May is International Mental Health Awareness Month and, as the month draws to a close it’s important that we keep conversations about mental health going. One way to do this is through reading and, here at Books that Matter, we are big fans of self care through books. Inspired by the nature theme of Mental Health Awareness Week which ran from 10-16 May, here are some reading suggestions for books that address themes around wellbeing and its connection with the natural world. We hope you will find something here that piques your interest and that you’ll want to add to your to-be-read list.
H is for Hawk by Helen Macdonald
As a child Helen Macdonald always wanted to become a falconer, years later when her father died, she became obsessed with the idea of training her own goshawk as a way of processing her grief. She bought Mabel for £800 on a Scottish quayside and took her home to Cambridge, ready to embark on the long, strange business of trying to train this wildest of animals. H is for Hawk is an account of Macdonald’s struggle with grief during the difficult process of the hawk’s taming and her own untaming.
Braiding Sweetgrass by Robin Wall Kimmerer
Drawing on her life as an indigenous scientist, a mother, and a woman, Kimmerer shows how other living beings – asters and goldenrod, strawberries and squash, salamanders, algae, and sweetgrass – offer us gifts and lessons, even if we’ve forgotten how to hear their voices. In a rich braid of reflections that range from the creation of Turtle Island to the forces that threaten its flourishing today, she circles toward a central argument: that the awakening of a wider ecological consciousness requires the acknowledgment and celebration of our relationship with the rest of the living world.
The Salt Path by Raynor Winn
Just days after Raynor learns that Moth, her husband of 32 years, is terminally ill, their home is taken away and they lose their livelihood. With nothing left and little time, they make the brave and impulsive decision to walk the 630 miles of the sea-swept South West Coast Path, from Somerset to Dorset, via Devon and Cornwall. The Salt Path is the story of coming to terms with grief and the healing power of the natural world.
Wild by Cheryl Strayed
At twenty-two, Cheryl Strayed thought she had lost everything. In the wake of her mother’s death, her family scattered and her own marriage was soon destroyed. Four years later, with nothing more to lose, she made the most impulsive decision of her life. With no experience or training, driven only by blind will, she would hike more than a thousand miles of the Pacific Crest Trail from the Mojave Desert through California and Oregon to Washington State – and she would do it alone.

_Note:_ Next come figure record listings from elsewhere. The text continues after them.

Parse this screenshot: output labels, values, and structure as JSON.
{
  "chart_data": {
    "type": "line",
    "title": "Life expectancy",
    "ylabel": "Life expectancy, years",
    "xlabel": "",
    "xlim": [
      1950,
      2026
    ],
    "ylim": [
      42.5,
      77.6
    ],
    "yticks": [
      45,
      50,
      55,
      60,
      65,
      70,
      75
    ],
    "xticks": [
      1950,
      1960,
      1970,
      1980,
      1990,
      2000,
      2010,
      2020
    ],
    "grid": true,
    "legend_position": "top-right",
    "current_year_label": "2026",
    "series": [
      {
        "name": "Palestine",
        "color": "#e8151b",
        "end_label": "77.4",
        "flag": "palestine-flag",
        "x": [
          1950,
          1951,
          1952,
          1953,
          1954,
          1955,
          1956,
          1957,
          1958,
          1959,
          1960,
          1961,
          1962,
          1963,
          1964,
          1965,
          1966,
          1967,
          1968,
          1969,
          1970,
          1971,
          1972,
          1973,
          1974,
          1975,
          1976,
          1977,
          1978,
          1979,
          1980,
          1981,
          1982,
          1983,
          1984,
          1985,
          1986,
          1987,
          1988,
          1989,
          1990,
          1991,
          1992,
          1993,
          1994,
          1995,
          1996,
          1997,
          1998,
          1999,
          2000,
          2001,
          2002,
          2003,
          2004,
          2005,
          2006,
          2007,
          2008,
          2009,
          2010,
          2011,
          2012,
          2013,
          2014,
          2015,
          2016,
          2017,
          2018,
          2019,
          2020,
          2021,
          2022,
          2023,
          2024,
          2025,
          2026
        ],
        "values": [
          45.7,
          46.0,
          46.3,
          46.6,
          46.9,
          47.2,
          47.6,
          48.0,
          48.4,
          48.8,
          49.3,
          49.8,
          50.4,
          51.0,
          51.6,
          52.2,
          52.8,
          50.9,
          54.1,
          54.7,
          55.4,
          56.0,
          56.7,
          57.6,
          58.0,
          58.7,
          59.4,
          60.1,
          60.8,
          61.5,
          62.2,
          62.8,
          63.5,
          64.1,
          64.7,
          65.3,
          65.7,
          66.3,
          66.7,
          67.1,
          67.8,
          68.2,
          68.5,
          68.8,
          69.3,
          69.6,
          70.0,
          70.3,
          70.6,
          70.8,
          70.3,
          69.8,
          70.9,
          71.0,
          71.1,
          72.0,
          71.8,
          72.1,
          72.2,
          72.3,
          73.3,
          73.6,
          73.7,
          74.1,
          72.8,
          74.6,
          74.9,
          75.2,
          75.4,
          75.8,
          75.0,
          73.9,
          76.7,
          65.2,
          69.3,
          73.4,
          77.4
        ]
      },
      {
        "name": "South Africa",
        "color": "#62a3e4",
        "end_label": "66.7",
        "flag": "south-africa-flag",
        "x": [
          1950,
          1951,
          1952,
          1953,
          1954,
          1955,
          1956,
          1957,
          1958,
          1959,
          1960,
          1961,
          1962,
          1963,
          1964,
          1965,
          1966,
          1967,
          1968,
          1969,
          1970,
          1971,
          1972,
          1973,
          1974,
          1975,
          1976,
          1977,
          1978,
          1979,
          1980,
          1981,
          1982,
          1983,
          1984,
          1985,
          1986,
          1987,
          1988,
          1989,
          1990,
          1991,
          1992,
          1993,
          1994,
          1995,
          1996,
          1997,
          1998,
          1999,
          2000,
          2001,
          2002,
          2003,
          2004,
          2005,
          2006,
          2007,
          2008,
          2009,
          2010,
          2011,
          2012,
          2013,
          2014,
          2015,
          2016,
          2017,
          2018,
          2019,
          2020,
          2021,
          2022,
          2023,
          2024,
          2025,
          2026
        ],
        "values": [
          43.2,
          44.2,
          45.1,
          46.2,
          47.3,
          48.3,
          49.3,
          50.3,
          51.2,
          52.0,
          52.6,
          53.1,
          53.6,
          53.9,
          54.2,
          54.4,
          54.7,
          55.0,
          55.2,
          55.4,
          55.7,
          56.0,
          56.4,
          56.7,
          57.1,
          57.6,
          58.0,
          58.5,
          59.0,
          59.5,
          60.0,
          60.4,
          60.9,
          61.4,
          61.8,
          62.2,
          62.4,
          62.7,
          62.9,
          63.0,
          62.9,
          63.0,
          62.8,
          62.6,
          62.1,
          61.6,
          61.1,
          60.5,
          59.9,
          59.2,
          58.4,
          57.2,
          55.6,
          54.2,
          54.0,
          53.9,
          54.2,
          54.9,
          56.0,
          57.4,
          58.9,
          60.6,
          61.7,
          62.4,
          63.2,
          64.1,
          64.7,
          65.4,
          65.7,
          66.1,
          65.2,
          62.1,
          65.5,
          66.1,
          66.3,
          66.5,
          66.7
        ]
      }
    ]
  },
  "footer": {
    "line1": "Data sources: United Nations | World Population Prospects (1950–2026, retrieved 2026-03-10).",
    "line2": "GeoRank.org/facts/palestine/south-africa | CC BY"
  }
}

The Nature Fix: Why Nature Makes Us Happier, Healthier, and More Creative by Florence Williams
From forest trails in Korea, to islands in Finland, to eucalyptus groves in California, Florence Williams investigates the science behind nature’s positive effects on the brain. Delving into brand-new research, she uncovers the powers of the natural world to improve health, promote reflection and innovation, and strengthen our relationships. As our modern lives increasingly shift indoors, these ideas – and the answers they yield – are more urgent than ever.